DSHS - Plain Language & Accessibility System
Creating a comprehensive brand style guide with plain language and accessibility rules
Reduced reading levels from postgraduate to 6–8th grade and improved task completion by building a repeatable plain-language and WCAG-aligned pattern library.
Context
Critical public-health content demanded high comprehension and compliance. Many pages were dense, policy-heavy, and inconsistent, creating barriers for general-reading audiences and assistive-technology users.
Results
Reading level lowered from postgraduate to 6–8th grade.
Task completion +40% on key journeys after rewrites and pattern adoption.

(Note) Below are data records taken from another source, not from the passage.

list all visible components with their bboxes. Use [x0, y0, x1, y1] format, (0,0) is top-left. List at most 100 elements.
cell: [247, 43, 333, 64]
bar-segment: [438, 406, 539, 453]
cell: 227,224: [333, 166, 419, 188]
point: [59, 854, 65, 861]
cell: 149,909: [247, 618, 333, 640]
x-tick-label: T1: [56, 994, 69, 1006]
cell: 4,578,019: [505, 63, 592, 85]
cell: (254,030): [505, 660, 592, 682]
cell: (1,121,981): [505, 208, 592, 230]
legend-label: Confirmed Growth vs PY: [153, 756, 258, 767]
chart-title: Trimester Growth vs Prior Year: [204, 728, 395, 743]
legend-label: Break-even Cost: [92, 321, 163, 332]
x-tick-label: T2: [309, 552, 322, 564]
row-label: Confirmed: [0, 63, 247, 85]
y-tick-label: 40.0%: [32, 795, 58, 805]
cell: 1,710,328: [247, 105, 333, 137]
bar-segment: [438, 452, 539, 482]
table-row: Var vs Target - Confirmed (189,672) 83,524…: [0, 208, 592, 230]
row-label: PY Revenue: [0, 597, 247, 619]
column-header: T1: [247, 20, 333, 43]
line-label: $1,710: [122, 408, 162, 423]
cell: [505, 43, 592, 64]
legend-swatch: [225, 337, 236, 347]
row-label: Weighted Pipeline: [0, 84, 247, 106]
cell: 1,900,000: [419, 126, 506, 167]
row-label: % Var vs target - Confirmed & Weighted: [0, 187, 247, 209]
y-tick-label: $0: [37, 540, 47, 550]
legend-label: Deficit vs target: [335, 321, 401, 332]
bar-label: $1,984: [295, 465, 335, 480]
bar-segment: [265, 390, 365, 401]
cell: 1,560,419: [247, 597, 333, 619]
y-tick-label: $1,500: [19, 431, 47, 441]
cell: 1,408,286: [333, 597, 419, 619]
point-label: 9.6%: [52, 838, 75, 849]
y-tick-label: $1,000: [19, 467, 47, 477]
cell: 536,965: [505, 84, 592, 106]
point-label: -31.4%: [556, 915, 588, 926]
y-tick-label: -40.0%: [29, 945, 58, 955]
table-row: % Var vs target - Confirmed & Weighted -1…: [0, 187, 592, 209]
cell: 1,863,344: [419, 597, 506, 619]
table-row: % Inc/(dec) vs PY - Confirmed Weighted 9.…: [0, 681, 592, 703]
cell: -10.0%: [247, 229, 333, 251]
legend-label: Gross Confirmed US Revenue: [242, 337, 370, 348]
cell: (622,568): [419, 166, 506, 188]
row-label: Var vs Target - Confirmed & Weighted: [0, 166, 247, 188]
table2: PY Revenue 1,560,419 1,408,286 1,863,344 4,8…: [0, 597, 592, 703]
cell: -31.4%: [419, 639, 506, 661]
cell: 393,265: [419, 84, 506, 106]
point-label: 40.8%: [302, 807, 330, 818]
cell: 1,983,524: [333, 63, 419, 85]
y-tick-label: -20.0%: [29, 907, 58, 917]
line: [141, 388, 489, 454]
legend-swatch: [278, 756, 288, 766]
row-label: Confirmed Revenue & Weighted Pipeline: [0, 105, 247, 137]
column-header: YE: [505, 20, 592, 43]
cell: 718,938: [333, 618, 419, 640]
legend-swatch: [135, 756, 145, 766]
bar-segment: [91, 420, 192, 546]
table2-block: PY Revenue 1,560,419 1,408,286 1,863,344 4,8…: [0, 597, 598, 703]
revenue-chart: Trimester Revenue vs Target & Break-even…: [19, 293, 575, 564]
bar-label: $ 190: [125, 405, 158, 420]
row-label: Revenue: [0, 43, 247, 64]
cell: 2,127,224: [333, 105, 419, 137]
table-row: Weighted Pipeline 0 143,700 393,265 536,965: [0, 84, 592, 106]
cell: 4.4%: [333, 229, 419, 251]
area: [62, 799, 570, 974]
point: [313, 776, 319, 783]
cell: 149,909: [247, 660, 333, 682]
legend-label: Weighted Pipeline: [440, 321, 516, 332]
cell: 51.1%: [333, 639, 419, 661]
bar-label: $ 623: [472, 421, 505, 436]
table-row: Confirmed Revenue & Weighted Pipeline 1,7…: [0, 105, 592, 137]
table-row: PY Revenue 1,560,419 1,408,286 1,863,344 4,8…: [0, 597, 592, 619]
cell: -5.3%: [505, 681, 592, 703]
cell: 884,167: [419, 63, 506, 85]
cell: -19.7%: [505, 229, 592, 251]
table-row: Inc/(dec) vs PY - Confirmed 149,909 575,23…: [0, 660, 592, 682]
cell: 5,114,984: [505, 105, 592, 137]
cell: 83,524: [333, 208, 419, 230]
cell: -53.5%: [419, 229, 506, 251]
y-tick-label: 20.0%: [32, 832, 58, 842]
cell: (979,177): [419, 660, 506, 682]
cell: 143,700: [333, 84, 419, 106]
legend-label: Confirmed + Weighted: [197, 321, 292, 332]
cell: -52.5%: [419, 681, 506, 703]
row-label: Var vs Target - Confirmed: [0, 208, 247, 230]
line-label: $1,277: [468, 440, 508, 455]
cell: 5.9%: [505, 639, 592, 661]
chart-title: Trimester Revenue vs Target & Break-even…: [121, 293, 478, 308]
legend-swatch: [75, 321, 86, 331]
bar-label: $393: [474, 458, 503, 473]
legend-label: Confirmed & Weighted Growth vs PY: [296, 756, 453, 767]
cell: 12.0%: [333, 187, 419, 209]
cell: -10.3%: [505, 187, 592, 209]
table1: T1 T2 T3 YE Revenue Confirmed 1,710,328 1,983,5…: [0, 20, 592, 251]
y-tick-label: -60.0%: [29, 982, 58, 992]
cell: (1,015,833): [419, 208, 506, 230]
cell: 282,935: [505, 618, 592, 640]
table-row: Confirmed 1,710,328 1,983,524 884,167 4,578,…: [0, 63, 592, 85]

Drove consistent, measurable improvements that contributed to the DCI lift (60.7 → 83.5).
Cleaned up and edited outdated content and organized it using new and approved layouts. (i.e. Texas Center for Infectious Disease webpage)
Before
Collaboration
Worked daily with UX/UI in Figma on flow-level copy; partnered with compliance/SMEs to translate policy into user-facing guidance without losing intent.
My approach
Plain-language standards: Defined voice/tone, sentence structure, and glossary rules; created “before → after” patterns for headings, summaries, and link text.
Microcopy & forms: Established error-state, helper-text, and confirmation patterns; created microcopy and CATs for clarity and progressive disclosure.
Accessibility fixes: Enforced WCAG 2.0 AA practices across headings, landmarks, alt text, link purpose, and focus order; added QA steps to the editorial checklist.
Skill transfer: Built quick reference cards and ran working sessions so non-writers could apply the patterns.
After
Constraints
Kept legal intent intact while simplifying; when wording couldn’t change, added supporting summaries and examples to preserve clarity.